Ce qui singularise ce nouveau recueil de poésie de Martine ROUHART, c’est son domaine d’investigation, son terrain de je. Il ne s’agit pas pour elle ici de scruter le clair-obcur, la pénombre ou la nuit constellée d’étoiles, lieux poétiques encombrés, mais d’explorer le jour, la clarté dans et derrière lesquels elle « espère lever / un coin de secret sur soi », aller « à l’extrémité du silence ».
Comme si la vérité recherchée se trouvait à vue ainsi que dans la lettre volée de la nouvelle éponyme de Poe. Elle traque à la lumière du jour les indices de l’assassinat du réel, ce que « le jour allume ». Partant du déjà-vu, elle cherche, en praticienne du regard, les conditions du voir à venir. Cela peut être :
« Sous les nuages / une course d’oiseaux / qu’on ne voit pas »
Ou encore:
« Les poèmes / qu’écrivent les hirondelles / en plein vol / sur le plafond du ciel »
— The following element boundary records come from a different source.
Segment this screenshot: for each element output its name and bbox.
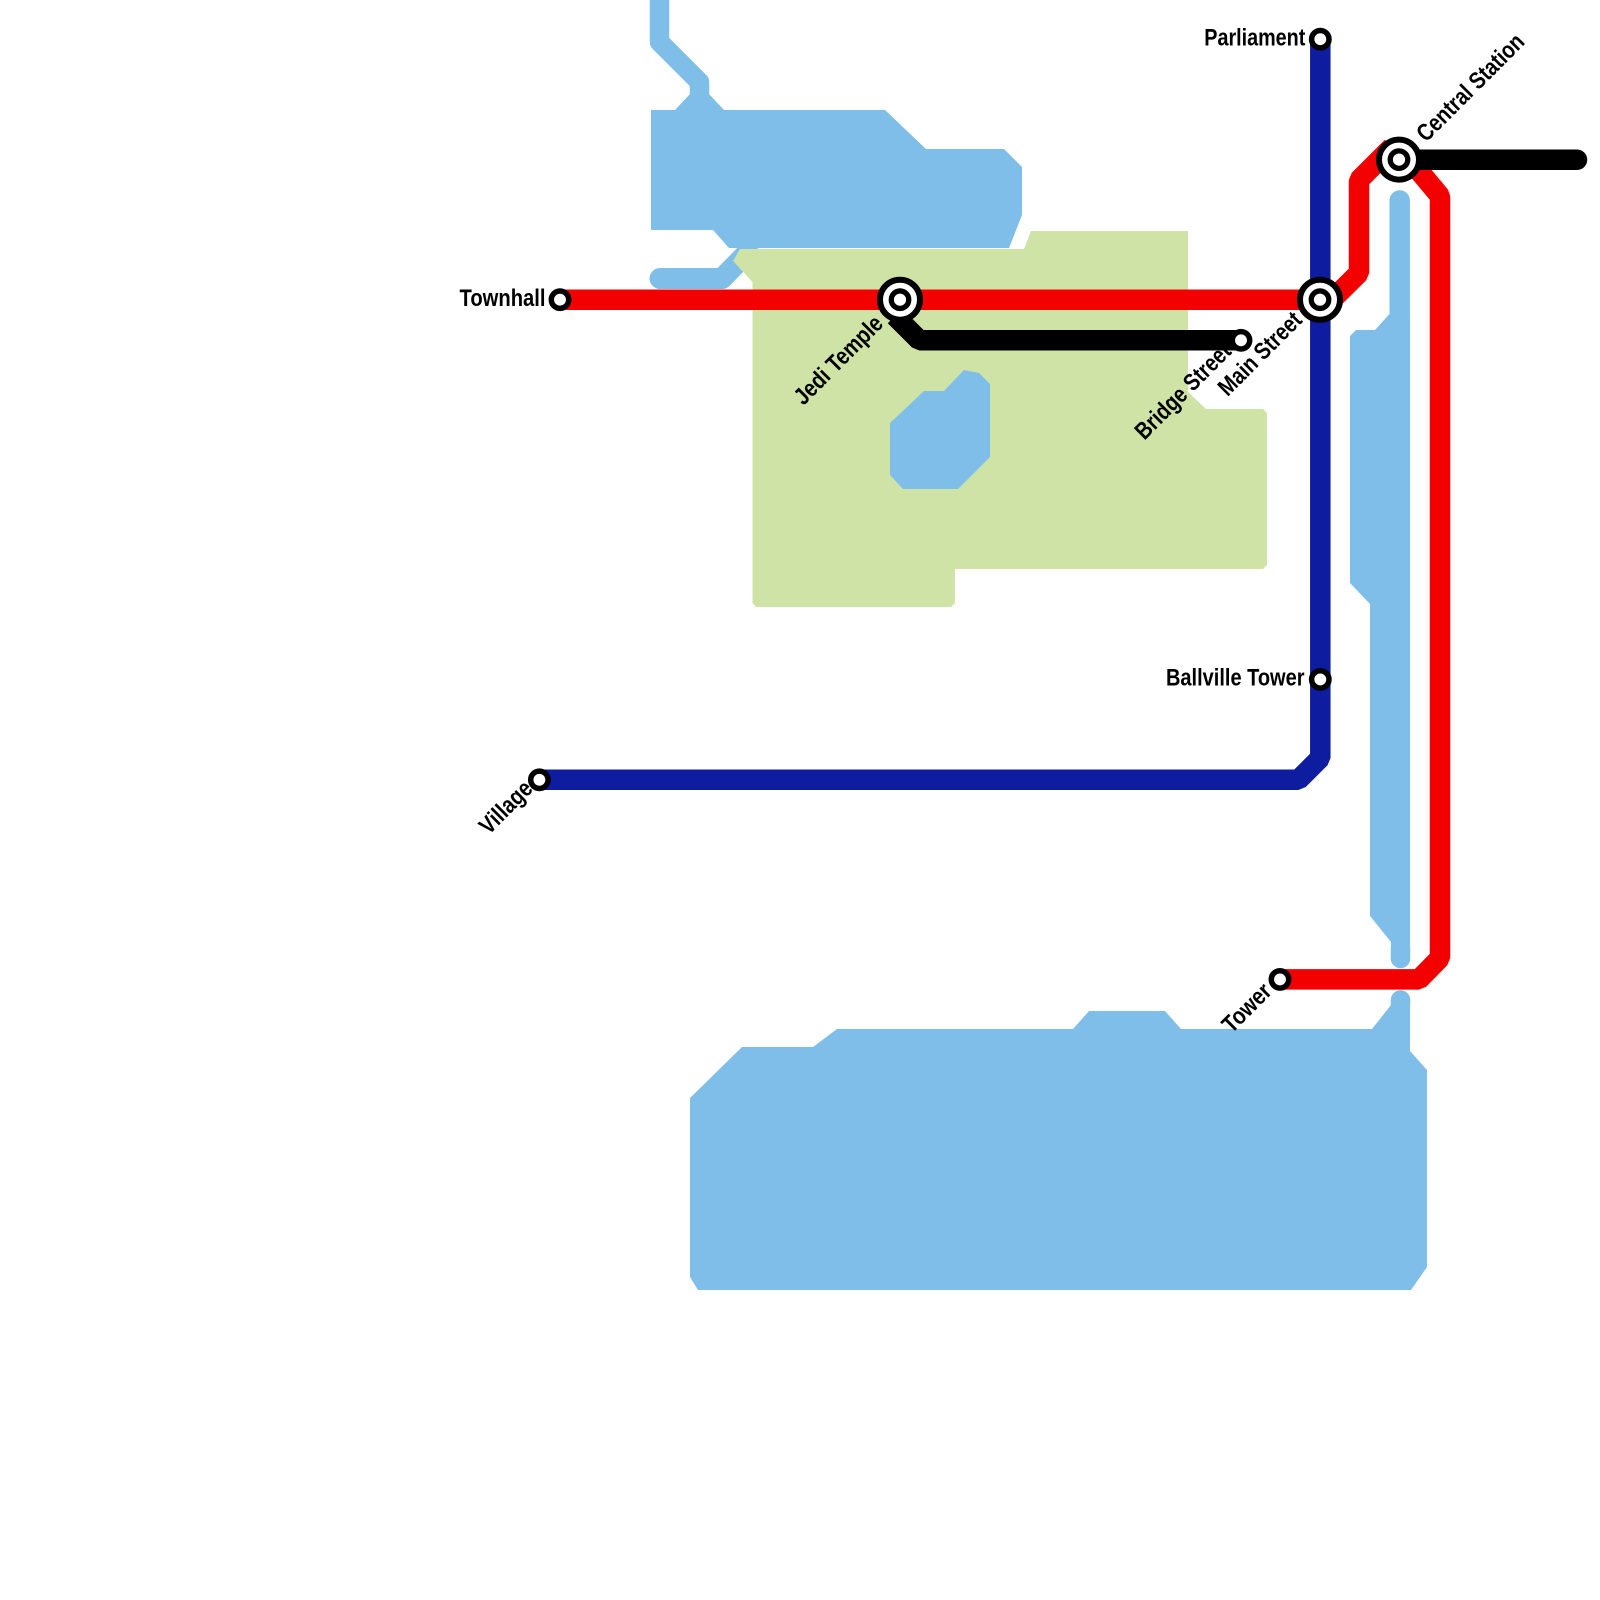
river mouth flare into upper lake: [675, 94, 724, 110]
svg-text:Parliament: Parliament: [1204, 25, 1305, 52]
upper lake: [651, 110, 1022, 248]
svg-text:Townhall: Townhall: [460, 285, 546, 312]
black line: Central Station east: [1399, 149, 1577, 170]
bottom lake: [690, 1005, 1427, 1290]
station Bridge Street: [1232, 332, 1249, 349]
black line: Jedi Temple - Bridge Street: [895, 316, 1241, 340]
station Townhall: [551, 291, 568, 308]
station Ballville Tower: [1312, 671, 1329, 688]
navy line: Parliament - Main Street - Ballville Tower - Village: [539, 39, 1320, 780]
river rounded end above red line crossing: [1391, 948, 1411, 959]
channel stub (west of park, below upper lake): [660, 252, 748, 279]
station Parliament: [1312, 31, 1329, 48]
river (top, flowing from north into upper lake): [660, 0, 700, 100]
station Tower: [1271, 971, 1288, 988]
svg-text:Ballville Tower: Ballville Tower: [1166, 665, 1305, 692]
station Village: [531, 771, 548, 788]
park lake: [890, 370, 990, 489]
red line: Townhall - Jedi Temple - Main Street - Central Station - Tower: [560, 147, 1440, 979]
interchange Main Street: [1300, 280, 1340, 320]
river rounded end below red line crossing: [1391, 1000, 1411, 1006]
right river (wide middle section): [1350, 314, 1410, 952]
park: [733, 231, 1267, 607]
interchange Central Station: [1379, 140, 1419, 180]
interchange Jedi Temple: [880, 280, 920, 320]
right river (narrow top with round cap): [1389, 201, 1410, 331]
Sa poésie associe la vive lumière au ciel, à l’envol mais aussi au songe, à ce que le plein air reflète de l’intériorité, du moi profond. La démarche est originale, la voie choisie pertinente.
Martine Rouhart s’attache à l’infra-ordinaire, aux infimes sensations aux « petits riens / qui bougent à peine », qu’elle relève, les sens aux aguets, « attentifs / au surgissement de tout ».
L’oiseau, l’ange et la mésange, en particulier, sont dans ce cadre ses véhicules imaginaires. L’air est un fluide et l’aile y tire l’essence de son mouvement.
Nul prodige n’est toutefois à l’œuvre dans cette opération d’élévation, pour parcourir, débarrassé des effets de la gravité, le ciel en tous sens pour ne rien manquer de ce qui s’y passe, se révèle sous les nuages des apparences.
Tout est là, présent, et on ne voit rien, de prime abord. Et c’est ce qui intrigue, ce retrait de l’invisible dans le visible. L’Être se tient là, dans la clairière, et non pas dans le sous-bois. Et les images pour dire cette quête au quotidien sont claires, fondues à l’écriture qui coule et s’écoule. Une tentative qui parfois échoue mais qui vaut pour s’être frotté, comme disait Wittgenstein, aux « bornes du langage ».
Parfois
même la poésie
est sans issue
l’on s’y débat
comme colombe
qui se cogne aux murs
sans trouver
la lumière
Ainsi que la lumière est soluble dans l’air, la poésie ne transparaît pas toujours dans le langage ordinaire sans les mots que Martine Rouhart place sur la page du sensible, la signalant comme un fanal aux yeux et aux oreilles du lecteur.
À noter que les illustrations de Claude Donnay, intégrant les mots de la poétesse dans ses dessins, s’accordent parfaitement à son projet.